Quello di cui nessuno sembra essersi accorto, invece, è che non è vero che i magistrati si diano sempre ragione e accolgano regolarmente le pretese dei colleghi. La vicenda “Davigo – Sgarbi” dimostra esattamente il contrario, come il preteso appiattimento dei giudici rispetto alle richieste dei pm che esiste solo nella fervida fantasia dei “garantisti” che lo sono sempre a senso unico.
Chissà, mi domando, cosa deciderà il Tribunale ordinario, davanti al quale il Dr. Davigo ha riassunto la causa ? Perché la questione della giurisdizione è ancora pendente.
Quesiti referendari. Tutti ammessi, se non sbaglio, meno quello sulla responsabilità disciplinare.

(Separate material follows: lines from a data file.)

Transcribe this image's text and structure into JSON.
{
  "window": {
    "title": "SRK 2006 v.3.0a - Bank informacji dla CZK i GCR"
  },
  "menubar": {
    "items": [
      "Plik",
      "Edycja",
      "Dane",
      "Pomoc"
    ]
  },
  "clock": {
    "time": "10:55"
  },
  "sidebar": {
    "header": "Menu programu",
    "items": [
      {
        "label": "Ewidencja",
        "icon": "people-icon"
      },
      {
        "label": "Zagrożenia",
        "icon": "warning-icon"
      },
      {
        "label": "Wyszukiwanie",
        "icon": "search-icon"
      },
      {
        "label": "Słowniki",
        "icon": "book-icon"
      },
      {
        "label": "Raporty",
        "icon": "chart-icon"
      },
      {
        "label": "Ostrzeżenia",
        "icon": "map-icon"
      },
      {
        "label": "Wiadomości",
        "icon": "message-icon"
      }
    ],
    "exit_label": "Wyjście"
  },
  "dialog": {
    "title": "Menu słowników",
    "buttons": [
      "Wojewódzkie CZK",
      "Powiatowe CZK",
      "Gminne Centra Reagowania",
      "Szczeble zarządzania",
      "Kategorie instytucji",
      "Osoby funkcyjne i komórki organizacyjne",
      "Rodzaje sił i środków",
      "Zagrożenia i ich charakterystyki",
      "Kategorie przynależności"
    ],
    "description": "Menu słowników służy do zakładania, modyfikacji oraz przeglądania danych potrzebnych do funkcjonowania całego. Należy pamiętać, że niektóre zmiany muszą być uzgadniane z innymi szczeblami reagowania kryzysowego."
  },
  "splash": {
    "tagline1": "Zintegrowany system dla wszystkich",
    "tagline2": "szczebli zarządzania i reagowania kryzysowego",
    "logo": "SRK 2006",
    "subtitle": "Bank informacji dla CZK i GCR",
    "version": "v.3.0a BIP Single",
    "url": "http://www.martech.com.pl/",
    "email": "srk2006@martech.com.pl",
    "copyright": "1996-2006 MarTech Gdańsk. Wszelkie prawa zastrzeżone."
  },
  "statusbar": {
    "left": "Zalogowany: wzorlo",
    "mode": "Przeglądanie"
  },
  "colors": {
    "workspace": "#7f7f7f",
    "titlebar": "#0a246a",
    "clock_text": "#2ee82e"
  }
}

A prescindere dai forti dubbi circa la possibilità che raggiungano il previsto quorum, non posso che reiterare il punto di vista fortemente critico sui vari quesiti, con la precisazione che non tutti presentano lo stesso livello di valutazione negativa.
Cominciamo dai “consigli giudiziari”. La funzione che il magistrato soggetto a valutazione ha svolto, specie negli ultimi anni, può essere entrata in conflitto con la posizione assunta dall’avvocato che si trovi a concorrere alla sua valutazione. Sono cose frequentissime. Pensiamo al caso in cui un magistrato che sia stato pm in un processo per strage, magari particolarmente esposto alla pressione mediatica, dovesse essere valutato da un Consiglio giudiziario in cui fosse presente l’avvocato dell’imputato, magari andato condannato. Quali garanzie darebbe l’avvocato di un giudizio sereno e imparziale nei confronti di quel magistrato ? E la valutazione della professionalità del magistrato presuppone una rigorosa imparzialità, come presupposto per un giudizio efficace. Il Governo ha preparato un maxiemendamento che prevede però solo la partecipazione alla discussione, dei membri laici, ma senza diritto di voto. Il problema potrebbe essere risolto in questo modo ma il referendum abroga e basta.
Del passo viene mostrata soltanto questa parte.